Whilst we are all in the same lockdown boat, our individual experiences will be very different. It will be shaped by our family dynamics, financial situation, work commitments or lack of, our own mental health and that of those around us. So this is my lockdown experience, which may reflect yours or may be a million miles away.
I am in the fortunate position of having been furlough from work, relieving the financial worry from my mind, but the guilt of CPD and keeping abreast of conservation and thoughts of how and if I return to work is there.
Before lockdown, I worked full time as a textile conservator. The main bread winner. The one who got up first. Was out the door by seven twenty. Any later and I would be stuck in traffic, so seven twenty it was. Now I am a teacher, cleaner, chef, children’s entertainer, cyclist and know more about model railways than I ever knew possible. Yes, I am in lockdown with a child. And as anyone with children can appreciate, child care is a full time job, as is teaching, as (in my case) is conservation. So my lockdown has been trying to work out how to home school, run a household and keep my conservation enthusiasm alive.
I feel constantly guilty that I will not emerge from this experience with a new language, comprehensive CPD and yoga routine under my belt. I, like so many, have concerns about my job, but for the time being, working for a large organisation, that decision has been taken out of my hands. As I scan my emails and see the myriad of links to virtual exhibitions, future learning, online course, I enthusiastically signed up to all that interested me. Now 9 weeks in, I am struggling to complete my chosen courses and this is were the guilt creeps in.

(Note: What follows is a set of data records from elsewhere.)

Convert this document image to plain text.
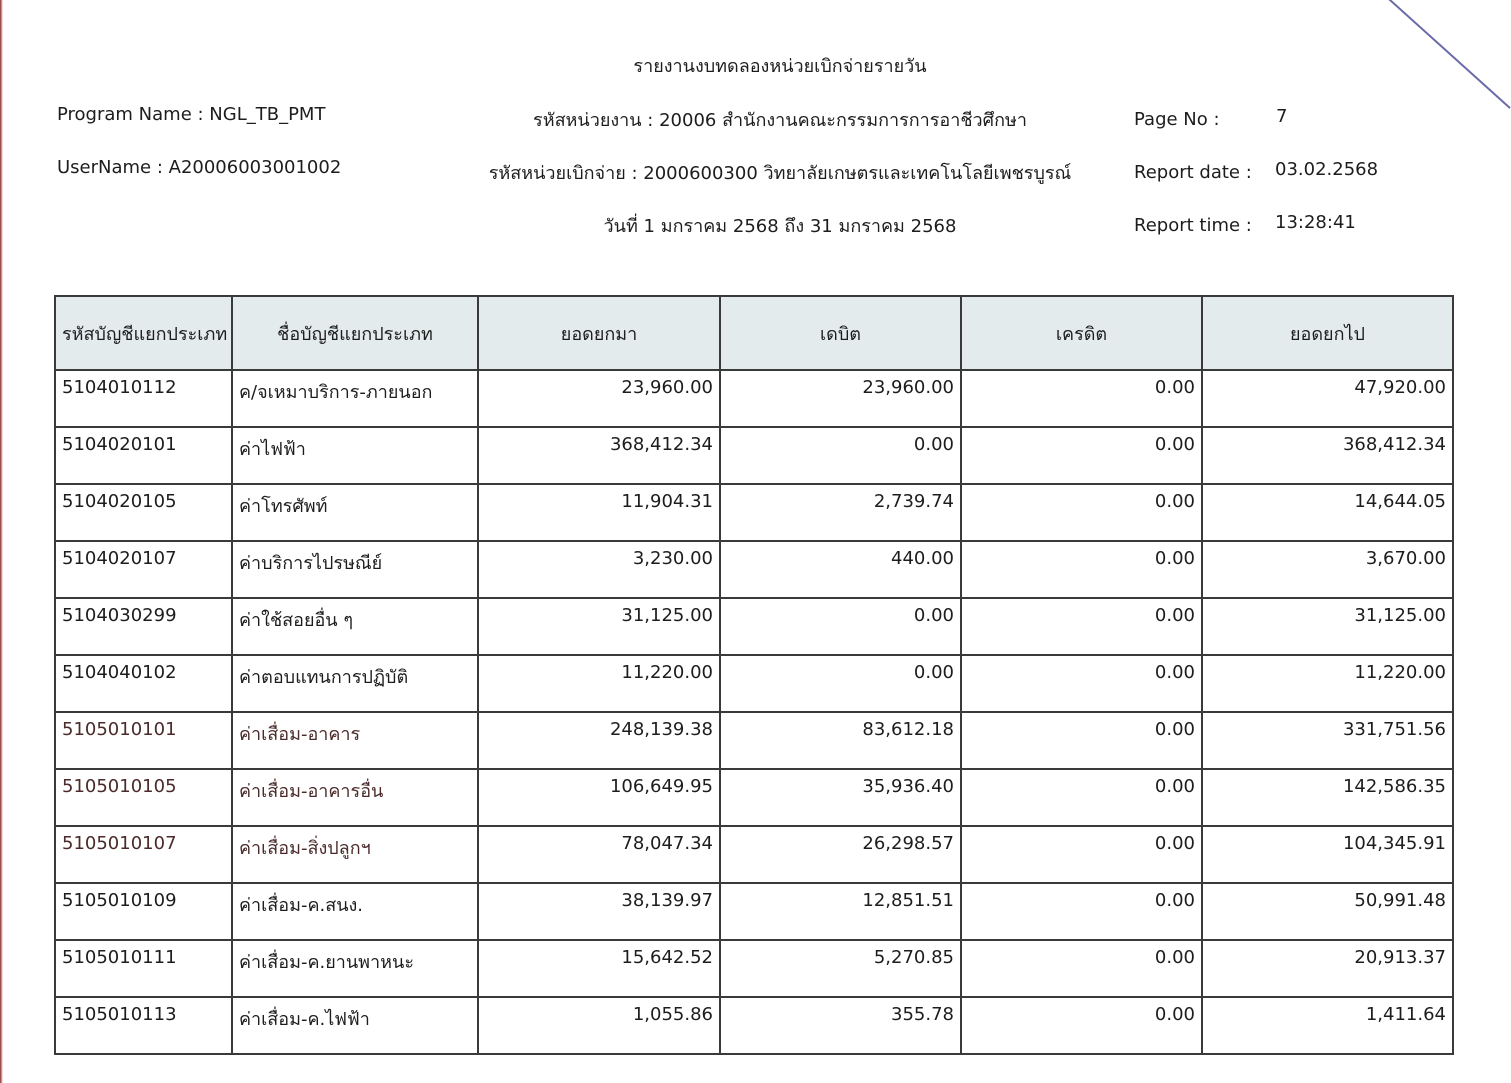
รายงานงบทดลองหน่วยเบิกจ่ายรายวัน
Program Name : NGL_TB_PMT
UserName : A20006003001002
รหัสหน่วยงาน : 20006 สำนักงานคณะกรรมการการอาชีวศึกษา
รหัสหน่วยเบิกจ่าย : 2000600300 วิทยาลัยเกษตรและเทคโนโลยีเพชรบูรณ์
วันที่ 1 มกราคม 2568 ถึง 31 มกราคม 2568
Page No :	7
Report date : 03.02.2568
Report time : 13:28:41
รหัสบัญชีแยกประเภท	ชื่อบัญชีแยกประเภท	ยอดยกมา	เดบิต	เครดิต	ยอดยกไป
5104010112	ค/จเหมาบริการ-ภายนอก	23,960.00	23,960.00	0.00	47,920.00
5104020101	ค่าไฟฟ้า	368,412.34	0.00	0.00	368,412.34
5104020105	ค่าโทรศัพท์	11,904.31	2,739.74	0.00	14,644.05
5104020107	ค่าบริการไปรษณีย์	3,230.00	440.00	0.00	3,670.00
5104030299	ค่าใช้สอยอื่น ๆ	31,125.00	0.00	0.00	31,125.00
5104040102	ค่าตอบแทนการปฏิบัติ	11,220.00	0.00	0.00	11,220.00
5105010101	ค่าเสื่อม-อาคาร	248,139.38	83,612.18	0.00	331,751.56
5105010105	ค่าเสื่อม-อาคารอื่น	106,649.95	35,936.40	0.00	142,586.35
5105010107	ค่าเสื่อม-สิ่งปลูกฯ	78,047.34	26,298.57	0.00	104,345.91
5105010109	ค่าเสื่อม-ค.สนง.	38,139.97	12,851.51	0.00	50,991.48
5105010111	ค่าเสื่อม-ค.ยานพาหนะ	15,642.52	5,270.85	0.00	20,913.37
5105010113	ค่าเสื่อม-ค.ไฟฟ้า	1,055.86	355.78	0.00	1,411.64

So like many I want to hold onto and make the most of the golden opportunity to spend time at home. Complete all the DIY and gardening projects that I never have time for. Spend time with my son. Do all the things I have planned to do if I worked part time, or when I retire. But in reality this sets up a battle in my mind between doing all of this, making the bes of the situation, yet realising it wont last forever, or will it. Thought's from the darkest time, when it looked like the number of deaths the UK was racking up each day would never come down.
So after the initial painting, gardening and baking my way to a good lockdown gain, I took myself in hand and realised that I am very much like a baby. I need routine. I can’t teach, cook, clean etc and have the right mindset or undisrupted time to concentrate on conservation. I needed a plan.

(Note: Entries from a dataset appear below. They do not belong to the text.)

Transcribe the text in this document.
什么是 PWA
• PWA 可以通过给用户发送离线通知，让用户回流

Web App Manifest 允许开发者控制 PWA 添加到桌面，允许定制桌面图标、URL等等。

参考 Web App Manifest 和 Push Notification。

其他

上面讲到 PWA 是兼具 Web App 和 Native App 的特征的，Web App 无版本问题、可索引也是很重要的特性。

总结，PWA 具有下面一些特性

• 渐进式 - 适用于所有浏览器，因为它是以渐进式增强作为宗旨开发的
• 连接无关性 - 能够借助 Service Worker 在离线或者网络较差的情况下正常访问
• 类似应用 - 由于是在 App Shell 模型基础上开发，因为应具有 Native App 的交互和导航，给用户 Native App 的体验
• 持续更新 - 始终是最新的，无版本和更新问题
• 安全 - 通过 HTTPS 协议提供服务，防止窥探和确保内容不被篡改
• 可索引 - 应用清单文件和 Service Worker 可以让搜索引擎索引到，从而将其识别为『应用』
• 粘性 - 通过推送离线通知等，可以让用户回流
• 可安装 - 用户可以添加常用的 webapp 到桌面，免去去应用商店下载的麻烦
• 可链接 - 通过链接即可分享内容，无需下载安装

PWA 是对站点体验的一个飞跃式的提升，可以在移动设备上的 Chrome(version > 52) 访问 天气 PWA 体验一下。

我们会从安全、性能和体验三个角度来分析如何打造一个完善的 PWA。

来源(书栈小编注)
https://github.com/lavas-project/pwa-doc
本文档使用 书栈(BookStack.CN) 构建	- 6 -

I decided to get up earlier. My new get up time had extended from six to nineish, sometimes creeping into the tens, so time to claw back some time. Lets say six thirty as I didn’t want to be too hard on myself. This would be my time to re-engage with conservation and finish off the online courses I had enthusiastically signed up to. To look at some of the links that had so generously been provided.
Well one week in and things are going well. The enthusiasm has returned. I have my time in the mornings to think again about conservation and I am finding that this in turn has not only re-engaged by brain but I am enjoying my learning. The sense of guilt is subsiding, I feel as sense of achievement as I start to complete my courses. I can now see CPD opportunities around me. Year 6 science is looking at mould growth. There, can I use this to freshen up my knowledge of mould? Yes I can. Making masks. New pattern cutting and construction skills. Tick.
So for me my biggest realisation is that I love the freedom that lockdown has given me from the commute and time restraints of work, but in reality I need routine and boundaries. Yes I am like a baby. I do well with a routine. This is working for me. This is my lockdown.